Since the strike on Soleimani, US officials have given thinly-sourced and often contradictory justifications as to why the US decided to strike the Iranian leader now, a move that has drastically inflamed tensions between the US and Iran, putting both US forces and allies in the region at risk.
While US officials including Trump and Secretary of State Mike Pompeo saod they had intelligence showing Soleimani was planning an immediate and lethal attack, they failed to brief Congress on the threat before launching the strike, and did not provide any specific details to support Trump's claim that Soleimani had plans to attack four US embassies.
Trump's justifications for the stirke faced further scruity after both Democratic and Republican members of Congress found the administration's after-the-fact briefings to be unsubstantiated and unconvincing, with GOP Sen. Mike Lee calling the briefing "terrible" and an "unmitigated disaster" before trying to walk back his comments.
Then on Sunday, the Secretary of Defense Mark Esper told CBS' "Face The Nation" that he himself "didn't see" the evidence to support Trump's claim that Soleimani was about to attack US embassies.
"The president didn't cite a specific piece of evidence, what he said was he believed," Esper said."I didn't see one, with regard to four embassies. What I'm saying is that I shared the president's view that my expectation was they were going to go after our embassies."

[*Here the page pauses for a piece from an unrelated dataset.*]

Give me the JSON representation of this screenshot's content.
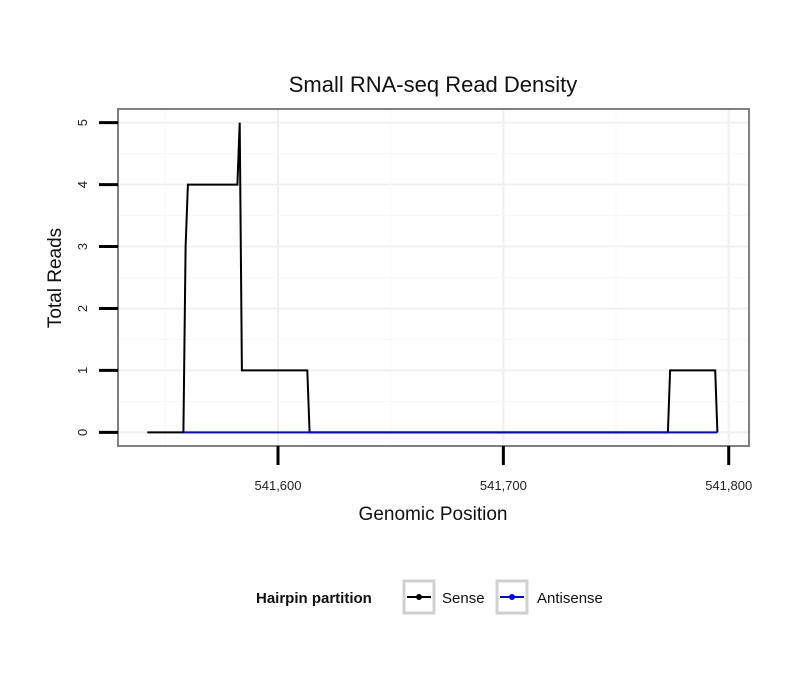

The NBC report sheds new light on how the administration came to the decision to strike Soleimani, which according to US officials, was first floated as an option to contain Iran's aggressive military posturing by Trump's former National Security Adviser former Lt. Gen. H.R. McMaster in "broader national security strategy" discussions in 2017.
Other sources told NBC that when McMaster was replaced by Iran hawk John Bolton in the spring of 2018, Bolton advocated for more confrontational action towards Iran, including urging Trump to strike Soleimani in June of 2019 as tensions escalated in the region, culminating in Iran shooting down a US drone.
Officials told the outlet that Trump pushed back on Bolton and Pompeo's desire for him to authorize a strike at that point, indicating to officials that he would only take the step of striking Soleimani if Iran killed an American.
As the leader of the elite and secretive Quds Force of Iran's Revolutionary Guard, which carries out foreign intelligence operations outside of Iran, Soleimani abetted terrorism and violence throughout the region for decades. The Pentagon has said that he's responsible for the deaths of hundreds of US service members in Iraq and beyond.
The Trump administration has adopted a far more adversarial approach to Iran, withdrawing from the Iran nuclear deal in 2018 and designating the Quds force as a terrorist organization in 2019.